CHICAGO (CBS) ― There is a global run on rice, and warehouse membership clubs Sam's Club and Costco are limiting how much of the grain staple customers can buy.

CBS 2's Derrick Blakley reports shoppers are paying more for rice and other foods, and local food pantries are seeing more needy families.

No matter where they turn in the supermarket these days, shoppers are confronted with skyrocketing prices.

"Orange juice shouldn't be $2.50 or three bucks a carton," said shopper Belle Allen. "Eggs shouldn't be where they are."

At the heart of food inflation is corn. Prices have almost doubled because so much is being used to make ethanol.

Corn feeds the hens that lay the eggs that are up 30 percent in a year, and it feeds the cows, pushing milk up prices up 10 percent.

But the prices that are squeezing consumers are hitting food banks even harder.

"We're feeling it in every aspect of what we do," said Kate Meahr of the Chicago Food Depository.

The Greater Chicago Food Depository distributes donated and purchased food to 600 soup kitchens and food pantries in Cook County, like the Chicago Food Depository, that serve half a million people every year.

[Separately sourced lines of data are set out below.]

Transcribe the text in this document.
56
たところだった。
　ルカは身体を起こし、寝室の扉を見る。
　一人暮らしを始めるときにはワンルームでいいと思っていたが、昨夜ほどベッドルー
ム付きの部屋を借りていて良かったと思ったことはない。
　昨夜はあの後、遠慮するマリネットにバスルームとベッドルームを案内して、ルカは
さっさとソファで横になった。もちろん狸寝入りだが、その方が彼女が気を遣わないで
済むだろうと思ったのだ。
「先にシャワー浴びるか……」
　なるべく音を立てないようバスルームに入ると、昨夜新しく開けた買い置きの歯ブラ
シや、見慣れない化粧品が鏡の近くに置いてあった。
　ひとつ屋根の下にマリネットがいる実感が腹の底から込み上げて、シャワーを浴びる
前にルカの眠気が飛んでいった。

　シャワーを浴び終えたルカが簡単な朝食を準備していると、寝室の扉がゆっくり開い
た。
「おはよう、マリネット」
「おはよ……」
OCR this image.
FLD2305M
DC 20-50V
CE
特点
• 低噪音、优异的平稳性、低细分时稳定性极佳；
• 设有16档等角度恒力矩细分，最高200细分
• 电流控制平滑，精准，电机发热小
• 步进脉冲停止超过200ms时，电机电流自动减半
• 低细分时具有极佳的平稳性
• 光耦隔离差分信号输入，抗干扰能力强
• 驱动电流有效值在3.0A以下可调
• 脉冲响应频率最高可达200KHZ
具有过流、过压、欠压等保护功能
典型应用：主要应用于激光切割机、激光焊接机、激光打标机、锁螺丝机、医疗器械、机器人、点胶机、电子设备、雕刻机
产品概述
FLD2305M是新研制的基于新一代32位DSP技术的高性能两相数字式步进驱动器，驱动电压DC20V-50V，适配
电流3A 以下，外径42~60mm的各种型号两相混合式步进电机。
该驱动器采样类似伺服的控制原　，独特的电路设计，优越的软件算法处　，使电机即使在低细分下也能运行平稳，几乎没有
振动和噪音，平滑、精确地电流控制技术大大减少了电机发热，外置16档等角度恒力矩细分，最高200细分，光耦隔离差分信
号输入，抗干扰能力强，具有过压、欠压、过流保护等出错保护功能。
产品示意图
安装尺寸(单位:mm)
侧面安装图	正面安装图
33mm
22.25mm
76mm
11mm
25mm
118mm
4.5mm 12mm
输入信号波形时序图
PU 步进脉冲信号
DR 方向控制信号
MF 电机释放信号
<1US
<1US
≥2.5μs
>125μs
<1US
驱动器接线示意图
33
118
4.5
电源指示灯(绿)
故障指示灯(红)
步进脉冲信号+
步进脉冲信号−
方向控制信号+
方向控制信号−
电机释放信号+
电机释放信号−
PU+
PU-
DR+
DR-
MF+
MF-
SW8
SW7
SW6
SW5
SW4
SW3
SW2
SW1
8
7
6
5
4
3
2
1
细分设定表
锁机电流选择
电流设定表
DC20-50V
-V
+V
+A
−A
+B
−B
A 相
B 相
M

But the depository's paying more for food and getting less at the very time they're needed the most.

"We find more people are turning to us than ever before," Meahr said. "We have a 12 percent increase in the number of people who are going to the pantries and kitchens."

The short-term outlook for food prices isn't promising. A highly respected farming forecaster says there's a 1 in 3 chance of a summer Midwest drought, and that would send food prices soaring even higher.